# Grilling basket



## cooter79 (Oct 16, 2020)

Does anyone us a grilling basket for veggies?  If so what brand and why do you like it?


----------



## JC in GB (Oct 16, 2020)

I have two of them I use.  A small wire basket for small portions and a grill wok for larger portions.

I love grilled veggies so I use these often.
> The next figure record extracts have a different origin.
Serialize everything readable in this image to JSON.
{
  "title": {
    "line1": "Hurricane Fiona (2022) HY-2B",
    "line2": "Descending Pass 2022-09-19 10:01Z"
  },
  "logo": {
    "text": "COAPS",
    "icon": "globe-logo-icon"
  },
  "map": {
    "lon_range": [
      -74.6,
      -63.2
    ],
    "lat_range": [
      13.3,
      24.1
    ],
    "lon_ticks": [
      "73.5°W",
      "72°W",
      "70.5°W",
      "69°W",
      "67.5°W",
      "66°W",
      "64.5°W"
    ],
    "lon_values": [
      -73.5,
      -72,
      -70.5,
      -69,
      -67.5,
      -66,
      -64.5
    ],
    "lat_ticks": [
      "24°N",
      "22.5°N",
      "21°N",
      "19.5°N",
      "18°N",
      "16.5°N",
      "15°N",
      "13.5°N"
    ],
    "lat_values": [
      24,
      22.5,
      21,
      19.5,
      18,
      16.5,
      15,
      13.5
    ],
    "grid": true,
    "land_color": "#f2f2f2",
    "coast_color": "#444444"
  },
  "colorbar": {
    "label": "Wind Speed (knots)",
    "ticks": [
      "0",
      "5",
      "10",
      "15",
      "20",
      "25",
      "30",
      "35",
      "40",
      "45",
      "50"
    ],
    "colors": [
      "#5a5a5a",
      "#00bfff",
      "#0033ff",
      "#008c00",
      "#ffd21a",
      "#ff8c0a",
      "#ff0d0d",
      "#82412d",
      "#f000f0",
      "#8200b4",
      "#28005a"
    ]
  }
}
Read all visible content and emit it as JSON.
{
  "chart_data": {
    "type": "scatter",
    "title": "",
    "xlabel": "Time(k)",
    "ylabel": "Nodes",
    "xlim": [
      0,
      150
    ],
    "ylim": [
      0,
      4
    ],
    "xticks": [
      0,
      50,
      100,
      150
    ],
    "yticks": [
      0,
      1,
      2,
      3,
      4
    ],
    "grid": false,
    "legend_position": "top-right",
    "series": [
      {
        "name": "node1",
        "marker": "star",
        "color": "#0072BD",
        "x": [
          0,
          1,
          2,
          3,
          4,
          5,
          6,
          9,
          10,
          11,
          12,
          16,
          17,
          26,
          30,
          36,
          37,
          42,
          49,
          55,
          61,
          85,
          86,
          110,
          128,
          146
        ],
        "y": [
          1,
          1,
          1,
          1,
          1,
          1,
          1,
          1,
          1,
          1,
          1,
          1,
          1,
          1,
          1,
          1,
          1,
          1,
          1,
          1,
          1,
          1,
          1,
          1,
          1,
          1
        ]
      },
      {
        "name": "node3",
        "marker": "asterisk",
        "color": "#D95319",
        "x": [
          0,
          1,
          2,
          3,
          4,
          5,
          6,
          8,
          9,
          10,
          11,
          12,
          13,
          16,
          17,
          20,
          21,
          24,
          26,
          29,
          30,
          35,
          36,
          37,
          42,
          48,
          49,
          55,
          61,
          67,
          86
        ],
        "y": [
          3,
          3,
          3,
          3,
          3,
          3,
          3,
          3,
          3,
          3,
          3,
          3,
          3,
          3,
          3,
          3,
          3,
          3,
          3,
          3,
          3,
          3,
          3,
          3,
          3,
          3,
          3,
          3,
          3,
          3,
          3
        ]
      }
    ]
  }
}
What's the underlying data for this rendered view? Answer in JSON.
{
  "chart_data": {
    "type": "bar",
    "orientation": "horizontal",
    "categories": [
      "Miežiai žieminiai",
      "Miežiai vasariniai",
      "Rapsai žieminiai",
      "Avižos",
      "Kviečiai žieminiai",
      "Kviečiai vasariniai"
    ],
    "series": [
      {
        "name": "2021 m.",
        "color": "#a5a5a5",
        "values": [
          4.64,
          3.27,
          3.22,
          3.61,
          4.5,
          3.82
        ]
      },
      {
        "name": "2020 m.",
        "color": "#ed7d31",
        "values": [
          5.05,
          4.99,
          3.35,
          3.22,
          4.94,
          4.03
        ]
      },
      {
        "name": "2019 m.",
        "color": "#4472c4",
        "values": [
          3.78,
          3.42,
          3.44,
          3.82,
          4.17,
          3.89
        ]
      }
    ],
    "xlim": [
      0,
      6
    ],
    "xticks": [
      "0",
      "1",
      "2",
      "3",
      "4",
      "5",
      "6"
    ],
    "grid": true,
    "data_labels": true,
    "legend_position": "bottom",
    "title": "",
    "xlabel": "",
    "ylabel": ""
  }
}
I like the grill wok better.



Hope this helps.

JC


----------



## SmokinAl (Oct 16, 2020)

I’m with JC, I have that basket, but I also have a propane fired 24” wok. It grills veggies just like a Chinese restaurant. Hot & still crunchy. 
Al


----------



## JC in GB (Oct 16, 2020)

SmokinAl said:


> I’m with JC, I have that basket, but I also have a propane fired 24” wok. It grills veggies just like a Chinese restaurant. Hot & still crunchy.
> Al



I want one of those propane woks.  Oh the food I could cook....  :)


----------



## mike243 (Oct 16, 2020)

Yes I dont know the brand as I have had it for years but the basket has a lid that matches , works very well no turning needed, just pick it up and shake it


----------



## mike243 (Oct 16, 2020)

try this 1, looks a lot like mine


----------



## mike243 (Oct 16, 2020)

I cant tell you how much food I threw out a over full basket trying to turn the stuff,  with the lid I shake the stuffing's out of it and nothing falls out lol


----------



## tag0401 (Oct 16, 2020)

We love our veggie basket. Not sure if the brand but it’s a 12x12 wire type basket. Works great. Good flavor when cooked over charcoal


----------



## AbirraN (Jan 9, 2022)

I have a small wire basket from Amazon years ago, and I can still use it now. Works well on vegetables! I usually add spices from Grill Master Gift Basket and I love the combination of Honey and Carolina Red.


----------



## tacotaster (Apr 20, 2022)

I use one of these lodge cast iron grill pans and really like it.


----------